丁寧に説明してくれる店員さん、普段より少しだけ笑いかけたくなるもてなし。決して広い店内ではないけれど、ギュっとつまった感じがまた居心地よい。
大人とオードブル
このお店の特徴は、本格的なオードブルを楽しめるところだ。季節のスープ、白レバーのムース、フォアグラのフラン。フレンチ出身のシェフによる前菜たちは、見た目にも美しく、かなり気合の入ったそろえぶり。ちょっと気取って「いい気持ち」になりたい時には、ぜひオススメしたい。
私がチョイスしたのは、『トマトのムースとレモンのジュレ(¥790)』。グラスに盛り付けられたそれは、なんとも涼やかで、よく冷えた透明なグラスごしに鮮やかなトマトの赤がそそる。
一口・・・・・・んふ、うまい。
レモンジュレは優しい酸味であっさりと溶ける。そしてその下にあるトマトムースは滑らかで少し濃厚。ねっとりと舌に絡みつく。
お一人様が、カウンターでオードブル。大人の階段、3段くらい登った瞬間。
よくできた前菜は、その後のメインディッシュへの期待感をいやが上にも高めてくれる。
フレンチカレーは気が強い
ついにおでましの看板メニュー『フレンチカレー(¥930)』。ちなみに2/3サイズ(¥730)も用意されているのが嬉しい。オードブルを楽しみたいならこのサイズがちょうどいいあんばいだろう。
カレーのてっぺんでテカテカと光っているのは、牛肉の赤ワイン煮。ホロホロというか、トロトロというか、ホリュハラ・・ハヒン、という感じに解けていくほど柔らかい。ご飯は13穀米、好みで白米にも変更できる。

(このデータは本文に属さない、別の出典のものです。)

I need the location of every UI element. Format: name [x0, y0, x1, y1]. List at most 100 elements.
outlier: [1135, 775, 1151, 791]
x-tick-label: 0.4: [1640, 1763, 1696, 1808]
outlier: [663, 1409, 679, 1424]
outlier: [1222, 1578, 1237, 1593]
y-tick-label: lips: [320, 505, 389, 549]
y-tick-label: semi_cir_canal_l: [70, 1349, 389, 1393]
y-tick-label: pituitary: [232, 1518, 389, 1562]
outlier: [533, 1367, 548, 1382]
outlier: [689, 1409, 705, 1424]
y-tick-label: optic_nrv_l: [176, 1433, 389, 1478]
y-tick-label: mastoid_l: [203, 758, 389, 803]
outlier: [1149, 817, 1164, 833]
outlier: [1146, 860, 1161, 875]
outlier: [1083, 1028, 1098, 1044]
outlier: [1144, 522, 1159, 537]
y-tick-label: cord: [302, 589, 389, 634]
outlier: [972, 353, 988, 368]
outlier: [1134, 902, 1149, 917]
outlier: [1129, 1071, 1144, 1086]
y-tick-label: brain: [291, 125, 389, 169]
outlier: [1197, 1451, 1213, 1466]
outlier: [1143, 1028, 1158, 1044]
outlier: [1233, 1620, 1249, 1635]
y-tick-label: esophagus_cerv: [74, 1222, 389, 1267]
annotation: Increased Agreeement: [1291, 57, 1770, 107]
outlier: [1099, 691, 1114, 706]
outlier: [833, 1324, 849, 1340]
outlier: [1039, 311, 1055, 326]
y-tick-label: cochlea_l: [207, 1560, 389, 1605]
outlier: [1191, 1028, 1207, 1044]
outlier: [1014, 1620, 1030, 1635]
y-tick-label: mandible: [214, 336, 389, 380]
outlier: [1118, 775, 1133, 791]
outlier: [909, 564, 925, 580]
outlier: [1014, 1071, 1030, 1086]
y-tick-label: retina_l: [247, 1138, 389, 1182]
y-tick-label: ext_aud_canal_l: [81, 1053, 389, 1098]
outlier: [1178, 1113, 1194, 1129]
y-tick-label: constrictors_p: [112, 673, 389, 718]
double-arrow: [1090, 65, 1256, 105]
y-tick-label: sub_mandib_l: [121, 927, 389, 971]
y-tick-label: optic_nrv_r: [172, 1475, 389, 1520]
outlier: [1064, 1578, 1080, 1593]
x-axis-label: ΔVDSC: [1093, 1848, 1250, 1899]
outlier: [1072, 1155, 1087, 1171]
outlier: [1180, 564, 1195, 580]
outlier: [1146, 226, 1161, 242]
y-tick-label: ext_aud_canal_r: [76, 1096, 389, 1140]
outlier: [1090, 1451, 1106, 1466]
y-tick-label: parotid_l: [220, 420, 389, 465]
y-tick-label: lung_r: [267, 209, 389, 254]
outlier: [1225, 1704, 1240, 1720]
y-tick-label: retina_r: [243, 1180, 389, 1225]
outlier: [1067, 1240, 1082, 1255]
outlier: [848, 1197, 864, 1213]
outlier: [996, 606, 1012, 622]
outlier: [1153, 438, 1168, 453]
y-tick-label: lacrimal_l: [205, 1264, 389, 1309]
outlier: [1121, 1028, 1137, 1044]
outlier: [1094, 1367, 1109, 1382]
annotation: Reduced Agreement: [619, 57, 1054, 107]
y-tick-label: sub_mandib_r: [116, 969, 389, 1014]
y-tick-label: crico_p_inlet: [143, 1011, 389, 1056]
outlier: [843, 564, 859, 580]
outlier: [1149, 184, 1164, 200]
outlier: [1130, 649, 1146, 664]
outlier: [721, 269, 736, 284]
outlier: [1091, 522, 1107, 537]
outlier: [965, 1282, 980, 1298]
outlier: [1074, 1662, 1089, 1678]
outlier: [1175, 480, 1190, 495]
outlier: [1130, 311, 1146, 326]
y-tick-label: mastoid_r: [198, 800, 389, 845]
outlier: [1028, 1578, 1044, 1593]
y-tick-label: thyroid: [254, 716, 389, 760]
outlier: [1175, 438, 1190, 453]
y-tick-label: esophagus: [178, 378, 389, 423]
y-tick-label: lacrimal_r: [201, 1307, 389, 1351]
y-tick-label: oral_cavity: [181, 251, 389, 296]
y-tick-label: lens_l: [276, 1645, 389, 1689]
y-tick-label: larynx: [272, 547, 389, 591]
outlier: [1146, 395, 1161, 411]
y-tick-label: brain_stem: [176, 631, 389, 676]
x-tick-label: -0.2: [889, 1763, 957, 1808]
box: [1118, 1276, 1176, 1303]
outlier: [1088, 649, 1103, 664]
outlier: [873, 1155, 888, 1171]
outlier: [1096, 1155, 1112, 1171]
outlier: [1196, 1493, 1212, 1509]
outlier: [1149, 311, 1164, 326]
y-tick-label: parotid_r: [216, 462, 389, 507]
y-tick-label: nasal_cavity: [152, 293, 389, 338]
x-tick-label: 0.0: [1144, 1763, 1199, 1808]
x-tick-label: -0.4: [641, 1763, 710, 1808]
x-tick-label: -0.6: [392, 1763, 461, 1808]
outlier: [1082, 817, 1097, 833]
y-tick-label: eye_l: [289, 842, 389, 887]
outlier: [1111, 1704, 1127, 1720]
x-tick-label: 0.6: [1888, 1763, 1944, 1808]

想像していたフレンチカレーは、どちらかというと濃厚甘めだったのだけれど、あなどるなかれ。これがなかなかのスパイシー娘。コク深いが、香りが立つシェフの味。なかなか家庭では再現できそうにない。いい意味でかなり癖がある個性的な仕上がりだ。
前菜でクリーミーに潤った舌先に、ビシっと攻めてくる気の強さ。・・すき。
ゆっくりと口に運び、しっかりと噛みしめ、ちょっと斜め上あたりを眺め、ほどよい人の賑わいを感じる。
今・・贅沢な時間、流れとるやん・・。
『フレンチカレーSPOON』の、プチ贅沢ディナー。
ごちそうさまでした、また来ます。